NCAA tournament 2011: Brigham Young survives ... barely
LAS VEGAS -- Brigham Young's Jimmer Fredette said his Cougars are going to be just fine. He said they don't necessarily have to reinvent themselves in a week; they just have to make more shots.
"Same as always," Fredette said.
But if this is BYU's new normal -- a 64-58 victory over a Texas Christian team that had won one game since Jan. 12 -- then it is an ominous sign for a team that continues to search for ways to play without third-leading scorer Brandon Davies, who was suspended with two games left in the regular season because of an honor code violation
BYU (29-3) had beaten TCU (11-22) by an average of 19.5 points in two regular season games. But at the Thomas & Mack Center on Thursday, the Cougars could not shake the Horned Frogs, who nearly earned the upset in the quarterfinals of the Mountain West Conference tournament.
Before the suspension of Davies -- who sat toward the end of the bench Thursday in a dark shirt and tie -- BYU was well positioned to earn a No. 1 seed in the NCAA tournament. Now the only question is how far the Cougars will fall when they are seeded in the NCAAs.
Since losing Davies, who led the team in rebounding, BYU lost by 18 at home to New Mexico, beat lowly Wyoming and barely edged TCU. Friday's semifinal matchup with either Colorado State or New Mexico -- two teams squarely on the tournament bubble -- promises to be a stern test for a team that may be a shell of its former self.

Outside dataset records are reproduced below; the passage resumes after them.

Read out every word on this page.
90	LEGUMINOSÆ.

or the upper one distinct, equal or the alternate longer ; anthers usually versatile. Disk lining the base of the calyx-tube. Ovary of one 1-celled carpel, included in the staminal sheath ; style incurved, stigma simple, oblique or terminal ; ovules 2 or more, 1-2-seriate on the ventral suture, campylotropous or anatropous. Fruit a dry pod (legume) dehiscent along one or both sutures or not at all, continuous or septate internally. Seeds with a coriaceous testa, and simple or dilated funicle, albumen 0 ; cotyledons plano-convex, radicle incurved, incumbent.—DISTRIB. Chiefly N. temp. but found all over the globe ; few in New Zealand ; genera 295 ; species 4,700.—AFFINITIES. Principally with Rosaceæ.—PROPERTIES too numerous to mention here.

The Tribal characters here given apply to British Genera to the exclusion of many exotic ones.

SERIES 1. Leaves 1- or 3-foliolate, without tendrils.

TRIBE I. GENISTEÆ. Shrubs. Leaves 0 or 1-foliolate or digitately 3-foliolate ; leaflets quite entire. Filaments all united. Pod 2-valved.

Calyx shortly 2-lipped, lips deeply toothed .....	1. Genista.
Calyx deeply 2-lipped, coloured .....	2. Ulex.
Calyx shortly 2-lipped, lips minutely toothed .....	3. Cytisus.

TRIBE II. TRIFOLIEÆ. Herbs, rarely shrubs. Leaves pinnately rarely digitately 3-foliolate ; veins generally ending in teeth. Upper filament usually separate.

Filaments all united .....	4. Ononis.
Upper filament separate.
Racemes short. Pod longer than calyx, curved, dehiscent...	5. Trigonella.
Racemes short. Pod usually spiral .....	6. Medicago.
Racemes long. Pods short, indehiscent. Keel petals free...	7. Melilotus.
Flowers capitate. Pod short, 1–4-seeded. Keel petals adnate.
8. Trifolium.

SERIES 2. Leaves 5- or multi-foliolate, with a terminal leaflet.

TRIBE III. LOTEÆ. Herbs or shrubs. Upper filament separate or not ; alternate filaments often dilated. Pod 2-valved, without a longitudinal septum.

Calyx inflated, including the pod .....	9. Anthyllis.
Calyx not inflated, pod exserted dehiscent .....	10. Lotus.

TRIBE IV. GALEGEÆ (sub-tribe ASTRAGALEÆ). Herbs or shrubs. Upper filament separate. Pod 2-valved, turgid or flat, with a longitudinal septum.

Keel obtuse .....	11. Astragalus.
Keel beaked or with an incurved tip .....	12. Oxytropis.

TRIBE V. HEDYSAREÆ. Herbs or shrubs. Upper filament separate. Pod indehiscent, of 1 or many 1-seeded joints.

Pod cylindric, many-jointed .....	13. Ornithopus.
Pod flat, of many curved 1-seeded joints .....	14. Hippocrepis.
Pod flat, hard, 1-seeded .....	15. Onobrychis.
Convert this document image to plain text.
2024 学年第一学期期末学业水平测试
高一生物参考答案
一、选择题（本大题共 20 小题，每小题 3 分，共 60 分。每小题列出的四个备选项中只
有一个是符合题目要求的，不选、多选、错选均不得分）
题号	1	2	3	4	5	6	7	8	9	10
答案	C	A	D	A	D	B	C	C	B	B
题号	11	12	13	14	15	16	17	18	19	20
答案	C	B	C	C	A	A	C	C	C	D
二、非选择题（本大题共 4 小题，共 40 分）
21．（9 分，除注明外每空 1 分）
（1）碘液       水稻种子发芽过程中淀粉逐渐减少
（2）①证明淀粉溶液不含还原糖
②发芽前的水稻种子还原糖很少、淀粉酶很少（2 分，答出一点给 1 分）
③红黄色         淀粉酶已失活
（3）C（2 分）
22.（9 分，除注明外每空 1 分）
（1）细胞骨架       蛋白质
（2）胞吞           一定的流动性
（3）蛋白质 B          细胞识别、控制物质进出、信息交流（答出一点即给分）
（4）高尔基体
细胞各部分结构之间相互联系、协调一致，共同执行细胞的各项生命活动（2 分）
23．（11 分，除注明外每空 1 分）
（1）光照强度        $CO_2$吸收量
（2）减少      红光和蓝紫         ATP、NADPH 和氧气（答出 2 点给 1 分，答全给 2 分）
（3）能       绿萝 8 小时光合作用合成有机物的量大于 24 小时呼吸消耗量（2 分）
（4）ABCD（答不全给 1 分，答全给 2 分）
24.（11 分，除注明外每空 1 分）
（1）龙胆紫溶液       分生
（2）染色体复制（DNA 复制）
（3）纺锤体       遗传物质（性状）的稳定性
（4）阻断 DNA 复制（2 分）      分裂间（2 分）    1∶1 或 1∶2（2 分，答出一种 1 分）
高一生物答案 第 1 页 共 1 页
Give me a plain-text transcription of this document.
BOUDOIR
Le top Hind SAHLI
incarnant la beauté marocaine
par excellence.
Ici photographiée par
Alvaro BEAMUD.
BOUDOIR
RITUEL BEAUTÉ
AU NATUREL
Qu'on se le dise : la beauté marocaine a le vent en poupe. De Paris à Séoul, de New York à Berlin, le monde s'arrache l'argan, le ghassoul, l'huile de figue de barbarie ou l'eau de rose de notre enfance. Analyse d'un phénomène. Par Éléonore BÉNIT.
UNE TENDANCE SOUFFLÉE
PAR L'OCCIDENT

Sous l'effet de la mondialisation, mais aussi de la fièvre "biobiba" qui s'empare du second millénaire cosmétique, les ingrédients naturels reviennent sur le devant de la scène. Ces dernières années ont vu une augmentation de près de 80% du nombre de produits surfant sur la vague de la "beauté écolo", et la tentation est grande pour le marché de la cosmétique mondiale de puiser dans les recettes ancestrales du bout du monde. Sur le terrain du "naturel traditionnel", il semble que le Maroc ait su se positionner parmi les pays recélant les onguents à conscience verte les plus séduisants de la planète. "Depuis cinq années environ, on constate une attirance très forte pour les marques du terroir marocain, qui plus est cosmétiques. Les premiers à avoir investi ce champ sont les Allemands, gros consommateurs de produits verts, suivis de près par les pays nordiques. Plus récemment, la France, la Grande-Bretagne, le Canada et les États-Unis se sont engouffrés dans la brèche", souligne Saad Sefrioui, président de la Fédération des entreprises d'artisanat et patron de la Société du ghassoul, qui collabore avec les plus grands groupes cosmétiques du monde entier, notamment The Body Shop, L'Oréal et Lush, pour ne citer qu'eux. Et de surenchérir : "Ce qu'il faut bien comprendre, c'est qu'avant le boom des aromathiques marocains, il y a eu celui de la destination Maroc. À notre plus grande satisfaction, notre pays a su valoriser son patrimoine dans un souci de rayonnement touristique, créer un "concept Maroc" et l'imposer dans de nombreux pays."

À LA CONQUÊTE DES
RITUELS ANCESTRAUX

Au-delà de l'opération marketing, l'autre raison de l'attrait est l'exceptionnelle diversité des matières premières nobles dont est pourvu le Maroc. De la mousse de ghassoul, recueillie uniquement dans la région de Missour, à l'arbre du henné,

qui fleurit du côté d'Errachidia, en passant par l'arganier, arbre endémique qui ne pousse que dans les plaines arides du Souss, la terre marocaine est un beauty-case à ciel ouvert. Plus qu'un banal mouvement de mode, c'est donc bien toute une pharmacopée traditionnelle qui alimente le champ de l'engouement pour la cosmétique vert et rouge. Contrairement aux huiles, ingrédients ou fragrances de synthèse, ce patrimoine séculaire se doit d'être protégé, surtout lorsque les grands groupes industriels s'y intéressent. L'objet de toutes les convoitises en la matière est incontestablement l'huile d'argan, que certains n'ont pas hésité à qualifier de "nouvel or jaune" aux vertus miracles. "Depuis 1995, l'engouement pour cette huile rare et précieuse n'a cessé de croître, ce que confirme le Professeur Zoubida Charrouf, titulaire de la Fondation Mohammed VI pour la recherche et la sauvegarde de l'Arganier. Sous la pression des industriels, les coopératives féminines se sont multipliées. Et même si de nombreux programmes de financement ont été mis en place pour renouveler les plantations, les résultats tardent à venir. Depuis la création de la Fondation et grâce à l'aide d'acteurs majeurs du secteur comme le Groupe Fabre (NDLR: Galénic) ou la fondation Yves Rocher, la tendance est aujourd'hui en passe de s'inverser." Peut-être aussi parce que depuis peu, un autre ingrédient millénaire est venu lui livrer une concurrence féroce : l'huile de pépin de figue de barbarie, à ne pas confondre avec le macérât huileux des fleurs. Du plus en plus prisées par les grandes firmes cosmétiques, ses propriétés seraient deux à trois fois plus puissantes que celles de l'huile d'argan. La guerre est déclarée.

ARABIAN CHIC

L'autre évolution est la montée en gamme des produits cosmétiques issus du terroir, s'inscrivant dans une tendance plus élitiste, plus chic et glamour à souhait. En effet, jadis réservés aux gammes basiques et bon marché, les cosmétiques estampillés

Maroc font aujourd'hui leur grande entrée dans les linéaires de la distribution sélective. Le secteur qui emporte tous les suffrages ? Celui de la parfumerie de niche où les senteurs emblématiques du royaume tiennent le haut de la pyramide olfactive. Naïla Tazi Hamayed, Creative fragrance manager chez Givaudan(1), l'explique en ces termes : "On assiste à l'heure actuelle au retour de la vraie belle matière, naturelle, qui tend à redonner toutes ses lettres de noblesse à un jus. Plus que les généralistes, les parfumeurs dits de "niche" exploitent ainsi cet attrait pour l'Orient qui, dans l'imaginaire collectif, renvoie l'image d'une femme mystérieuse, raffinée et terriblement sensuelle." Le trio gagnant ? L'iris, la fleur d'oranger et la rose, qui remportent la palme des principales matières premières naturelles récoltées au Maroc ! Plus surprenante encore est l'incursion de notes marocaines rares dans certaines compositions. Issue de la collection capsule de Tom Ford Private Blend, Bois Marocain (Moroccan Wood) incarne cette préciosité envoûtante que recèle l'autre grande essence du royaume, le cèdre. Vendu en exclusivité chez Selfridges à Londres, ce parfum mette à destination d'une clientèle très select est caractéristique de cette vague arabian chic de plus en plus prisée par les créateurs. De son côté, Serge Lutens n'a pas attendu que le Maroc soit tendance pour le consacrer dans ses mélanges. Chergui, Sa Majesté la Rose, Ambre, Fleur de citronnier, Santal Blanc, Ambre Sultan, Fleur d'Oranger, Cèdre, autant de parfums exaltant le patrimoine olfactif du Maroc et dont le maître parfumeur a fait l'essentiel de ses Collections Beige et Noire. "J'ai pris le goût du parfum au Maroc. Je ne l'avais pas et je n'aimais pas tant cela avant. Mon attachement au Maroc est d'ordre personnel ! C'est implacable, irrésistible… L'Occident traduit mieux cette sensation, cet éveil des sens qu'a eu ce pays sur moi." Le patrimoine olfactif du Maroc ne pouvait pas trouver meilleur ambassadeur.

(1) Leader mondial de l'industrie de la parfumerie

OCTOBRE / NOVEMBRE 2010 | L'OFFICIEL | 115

"They are a much different team without Davies," TCU guard Greg Hill said.
Without Davies, even more of a scoring burden falls to talented guards Fredette, the nation's leading scorer who had 24 points Thursday, and Jackson Emery, who had nine points. Depth is also an issue; BYU got just two points from its bench Thursday. No reserve played more than nine minutes.
BYU Coach Dave Rose did not make one second-half substitution. His rationale was that, because TCU employed a zone and controlled tempo, he felt most comfortable with his starting five on the court. It was the first time in a long time that a team defended BYU with a zone.
Despite foul trouble and its own depth issues, TCU was in position to win the game if not for a handful of dropped or ill-conceived passes - mistakes that a more formidable team may have avoided. The Horned Frogs mishandled at least two interior passes and fouled up a two-on-one break with a poor acrobatic pass in traffic.
And still BYU watched a nine-point lead cut to two in the game's final minute after Hill scored seven points in 20 seconds. Davies and teammates sat on the bench interlocking arms in a game that few would have envisioned would have been close just a few weeks ago.
Seven of TCU's 11 made field goals in the first half were three-pointers. Point guard Hank Thorns sank a three-pointer to beat the shot clock to give TCU a 28-27 lead. Thorns picked up his third foul with two minutes to play in the half, but he remained on the floor.
Fredette displayed his effortless outside shooting touch early, making two of his four three-pointers. He also barreled to the basket and converted a layup despite contact. But there were plenty of missed shots by the Cougars, and far too much suspense for a team that had been surging just a couple weeks ago.
"Not a lot of times do we miss wide-open shots like this," Fredette said. "We're looking forward to tomorrow. This game is done."